If you want to persuade someone of something, it may be more effective to love them than to present an argument (or to argue with them). Knowledge is justified true belief. What you do on the justification side does not change someone's mind if there is some sort of obstacle on the belief side.
Belief is a form of trust. So lack of trust is a deficiency that can prevent belief. Trust is difficult sometimes: is dependent on physical, intellectual, emotional factors, and a person's life history. A person can't deeply listen to what they don't trust, and can't even understand some concepts that they don't trust. How can a person believe a truth that is foreign to them? Something has to act on them to open them up to what they were closed to, for them to trust. And love overcomes many difficulties in trusting propositions. Why wouldn't you trust someone who, from your perspective, has your best interests at heart, and effectively pursues them? Someone who delights in you and bears with you? How could you resist getting drawn into their current?

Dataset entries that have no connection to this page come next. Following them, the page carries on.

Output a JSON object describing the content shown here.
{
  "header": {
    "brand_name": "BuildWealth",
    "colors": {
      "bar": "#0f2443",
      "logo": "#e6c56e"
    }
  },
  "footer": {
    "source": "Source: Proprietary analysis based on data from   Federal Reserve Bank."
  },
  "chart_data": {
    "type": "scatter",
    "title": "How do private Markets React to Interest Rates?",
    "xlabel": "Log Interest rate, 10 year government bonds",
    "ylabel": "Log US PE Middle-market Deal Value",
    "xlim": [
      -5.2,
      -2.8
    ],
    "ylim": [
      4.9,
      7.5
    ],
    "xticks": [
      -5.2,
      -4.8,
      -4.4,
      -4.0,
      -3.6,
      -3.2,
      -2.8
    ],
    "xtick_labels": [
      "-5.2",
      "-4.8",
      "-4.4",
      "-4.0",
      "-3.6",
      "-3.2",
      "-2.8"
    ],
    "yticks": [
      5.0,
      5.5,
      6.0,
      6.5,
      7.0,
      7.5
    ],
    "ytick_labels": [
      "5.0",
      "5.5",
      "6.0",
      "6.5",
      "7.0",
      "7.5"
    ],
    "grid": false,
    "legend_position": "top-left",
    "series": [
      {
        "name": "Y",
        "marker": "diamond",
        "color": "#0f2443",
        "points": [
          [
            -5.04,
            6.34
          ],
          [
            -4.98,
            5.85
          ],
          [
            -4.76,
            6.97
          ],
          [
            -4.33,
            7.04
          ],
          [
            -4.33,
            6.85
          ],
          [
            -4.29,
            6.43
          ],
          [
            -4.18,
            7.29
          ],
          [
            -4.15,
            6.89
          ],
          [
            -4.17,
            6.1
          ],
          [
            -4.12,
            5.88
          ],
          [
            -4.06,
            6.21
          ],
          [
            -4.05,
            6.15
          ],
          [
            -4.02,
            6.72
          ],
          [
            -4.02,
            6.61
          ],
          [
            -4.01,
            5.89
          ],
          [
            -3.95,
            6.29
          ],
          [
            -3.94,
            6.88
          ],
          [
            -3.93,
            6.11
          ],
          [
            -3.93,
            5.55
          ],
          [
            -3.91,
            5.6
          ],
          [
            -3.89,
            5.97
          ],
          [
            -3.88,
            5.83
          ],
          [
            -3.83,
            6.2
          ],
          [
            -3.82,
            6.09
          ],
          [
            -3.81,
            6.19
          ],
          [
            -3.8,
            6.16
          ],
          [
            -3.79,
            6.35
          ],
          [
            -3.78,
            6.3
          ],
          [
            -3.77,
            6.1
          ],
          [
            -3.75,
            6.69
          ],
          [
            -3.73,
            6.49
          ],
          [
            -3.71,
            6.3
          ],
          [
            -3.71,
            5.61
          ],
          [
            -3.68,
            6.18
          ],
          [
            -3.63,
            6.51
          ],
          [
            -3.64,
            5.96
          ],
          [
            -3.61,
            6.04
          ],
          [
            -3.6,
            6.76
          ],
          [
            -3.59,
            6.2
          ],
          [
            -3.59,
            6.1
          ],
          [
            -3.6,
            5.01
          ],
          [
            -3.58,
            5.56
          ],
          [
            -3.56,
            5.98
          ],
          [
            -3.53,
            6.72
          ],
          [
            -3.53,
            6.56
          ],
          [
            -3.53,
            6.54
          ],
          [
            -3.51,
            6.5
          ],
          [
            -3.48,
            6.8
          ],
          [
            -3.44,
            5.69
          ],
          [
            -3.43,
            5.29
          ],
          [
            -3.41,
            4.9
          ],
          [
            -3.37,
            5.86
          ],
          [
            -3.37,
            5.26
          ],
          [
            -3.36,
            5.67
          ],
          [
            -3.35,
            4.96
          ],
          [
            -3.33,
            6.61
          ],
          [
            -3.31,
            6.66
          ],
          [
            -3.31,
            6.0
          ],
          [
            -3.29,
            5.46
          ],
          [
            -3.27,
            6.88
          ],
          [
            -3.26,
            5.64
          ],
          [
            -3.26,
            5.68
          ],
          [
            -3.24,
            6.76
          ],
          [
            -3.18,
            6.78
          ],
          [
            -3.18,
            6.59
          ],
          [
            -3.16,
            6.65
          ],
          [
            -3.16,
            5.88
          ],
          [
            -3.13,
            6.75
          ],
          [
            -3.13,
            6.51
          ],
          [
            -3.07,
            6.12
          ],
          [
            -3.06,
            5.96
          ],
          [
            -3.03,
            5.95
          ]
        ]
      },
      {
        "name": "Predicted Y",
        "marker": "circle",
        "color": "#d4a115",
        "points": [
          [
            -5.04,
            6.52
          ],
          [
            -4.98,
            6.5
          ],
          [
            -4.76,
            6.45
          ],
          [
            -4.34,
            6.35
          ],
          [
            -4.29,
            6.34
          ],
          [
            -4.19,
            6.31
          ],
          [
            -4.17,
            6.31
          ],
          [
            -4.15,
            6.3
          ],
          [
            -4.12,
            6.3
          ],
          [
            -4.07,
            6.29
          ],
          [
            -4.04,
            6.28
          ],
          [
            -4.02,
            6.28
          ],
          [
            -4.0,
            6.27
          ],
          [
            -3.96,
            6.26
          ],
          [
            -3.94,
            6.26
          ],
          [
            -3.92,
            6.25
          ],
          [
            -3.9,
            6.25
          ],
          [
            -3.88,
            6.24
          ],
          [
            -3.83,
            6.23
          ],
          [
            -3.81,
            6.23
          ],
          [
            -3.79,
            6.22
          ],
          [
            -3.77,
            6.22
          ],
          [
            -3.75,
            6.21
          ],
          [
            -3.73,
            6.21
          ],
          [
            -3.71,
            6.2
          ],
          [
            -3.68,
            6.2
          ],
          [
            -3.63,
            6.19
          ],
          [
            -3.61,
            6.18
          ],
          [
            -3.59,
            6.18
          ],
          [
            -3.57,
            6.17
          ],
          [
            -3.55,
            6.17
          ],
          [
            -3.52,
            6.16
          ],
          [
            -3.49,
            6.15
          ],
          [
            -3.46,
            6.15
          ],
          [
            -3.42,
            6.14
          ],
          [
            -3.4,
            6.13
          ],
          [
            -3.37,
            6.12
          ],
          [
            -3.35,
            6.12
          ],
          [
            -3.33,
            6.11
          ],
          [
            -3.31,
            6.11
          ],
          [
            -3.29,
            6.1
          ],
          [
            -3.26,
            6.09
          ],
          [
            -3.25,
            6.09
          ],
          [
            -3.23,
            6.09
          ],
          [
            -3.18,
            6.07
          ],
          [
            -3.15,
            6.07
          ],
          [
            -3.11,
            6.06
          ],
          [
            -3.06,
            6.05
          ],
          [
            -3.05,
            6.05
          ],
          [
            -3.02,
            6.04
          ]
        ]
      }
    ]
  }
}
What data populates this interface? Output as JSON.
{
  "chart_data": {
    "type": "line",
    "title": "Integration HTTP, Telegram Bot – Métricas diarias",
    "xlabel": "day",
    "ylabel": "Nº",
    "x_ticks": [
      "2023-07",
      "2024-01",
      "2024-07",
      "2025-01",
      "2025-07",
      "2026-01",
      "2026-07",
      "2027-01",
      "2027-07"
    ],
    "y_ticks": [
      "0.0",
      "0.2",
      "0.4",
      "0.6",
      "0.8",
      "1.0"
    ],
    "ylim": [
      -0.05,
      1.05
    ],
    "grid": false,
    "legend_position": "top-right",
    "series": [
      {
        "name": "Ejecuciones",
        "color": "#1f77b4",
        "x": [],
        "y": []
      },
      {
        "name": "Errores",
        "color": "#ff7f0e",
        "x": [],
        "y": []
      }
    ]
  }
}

Having said that, love could now sound like a sinister thing, a way to have power over people and suck them into the way of life you personally prefer, to narrow their horizons to whatever you happen to prefer. And while it doesn't have to be used that way, it can be, and even if we are innocent of that design, it's worth asking "If I become so good at loving, so genuine in loving people, what kind of truth am I leading them into? What kind of path is it that I follow?"
Apologetics is traditionally thought of as a way to persuade "infidels", or perhaps less acknowledged is the motive and effect of shoring up the faith of believers who have inquiring minds. However, apologetics could also be seen as the pursuit of informing love, so that love does not keep its beloveds in a house that is ultimately untrustworthy.